Negli ultimi anni il modo in cui le persone cercano informazioni online è cambiato più velocemente di quanto molte aziende abbiano compreso. Per oltre un decennio il punto di riferimento è stato Google: si cercava una parola chiave, si scorrevano i risultati e si sceglieva un sito. Oggi questo comportamento sta evolvendo.
Sempre più utenti fanno domande direttamente a strumenti come ChatGPT, Gemini o Copilot, aspettandosi una risposta chiara, sintetica e immediata. Non vogliono più navigare tra più siti: vogliono una soluzione già filtrata.
Questo cambiamento ha un impatto diretto su chi possiede un sito web. Non basta più essere presenti nei risultati di ricerca. Bisogna essere selezionati come fonte. E questa differenza è enorme, perché cambia completamente il modo in cui si progettano i contenuti.
Dal ranking alla selezione: come cambia la logica della visibilità
Per anni la SEO ha funzionato secondo una logica abbastanza semplice: più il tuo contenuto era ottimizzato per una determinata ricerca, più avevi possibilità di posizionarti in alto. Essere tra i primi risultati significava ottenere traffico.
Con le AI questa logica cambia. Non esiste più una classifica visibile all’utente. Esiste un sistema che seleziona informazioni da diverse fonti e costruisce una risposta unica.
Quando una persona chiede “come trovare clienti online”, non riceve una lista di siti. Riceve una risposta che integra più contenuti. In questo contesto, la vera domanda diventa: il tuo sito è tra le fonti utilizzate per costruire quella risposta?
Se la risposta è no, il tuo contenuto è invisibile, anche se è ben posizionato su Google.

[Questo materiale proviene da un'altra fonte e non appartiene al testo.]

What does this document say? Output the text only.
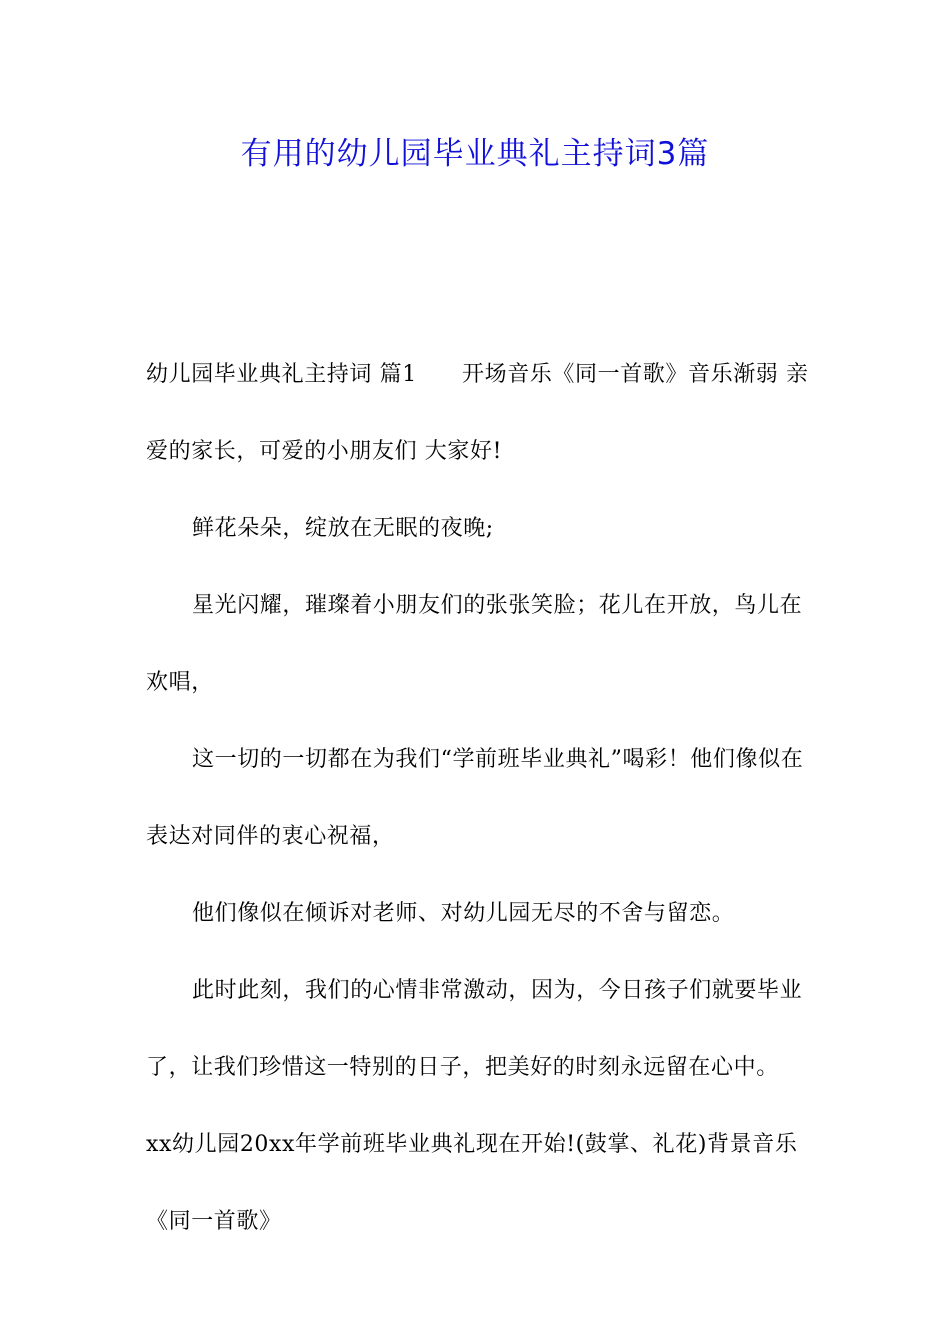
有用的幼儿园毕业典礼主持词3篇

幼儿园毕业典礼主持词 篇1　　开场音乐《同一首歌》音乐渐弱 亲爱的家长，可爱的小朋友们 大家好!

鲜花朵朵，绽放在无眠的夜晚;

星光闪耀，璀璨着小朋友们的张张笑脸；花儿在开放，鸟儿在欢唱，

这一切的一切都在为我们“学前班毕业典礼”喝彩！他们像似在表达对同伴的衷心祝福，

他们像似在倾诉对老师、对幼儿园无尽的不舍与留恋。

此时此刻，我们的心情非常激动，因为，今日孩子们就要毕业了，让我们珍惜这一特别的日子，把美好的时刻永远留在心中。 xx幼儿园20xx年学前班毕业典礼现在开始!(鼓掌、礼花)背景音乐《同一首歌》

Cosa significa davvero essere citati da ChatGPT
Essere citati da ChatGPT non significa semplicemente comparire con un link. Significa che il tuo contenuto è stato considerato sufficientemente chiaro, affidabile e strutturato da poter essere utilizzato come base per una risposta.
Le AI tendono a selezionare contenuti che presentano alcune caratteristiche ricorrenti. Sono contenuti che rispondono direttamente a una domanda, che non richiedono interpretazioni complesse e che possono essere facilmente integrati in un discorso più ampio.
Questo implica un cambio di mentalità importante. Non stai più scrivendo solo per essere letto, ma anche per essere riutilizzato. Il tuo contenuto deve funzionare sia come articolo completo sia come singolo blocco informativo.
⭐ Ecco un esempio pratico: L’immagine che vedi sotto mostra il posizionamento su Gemini di un nostro cliente.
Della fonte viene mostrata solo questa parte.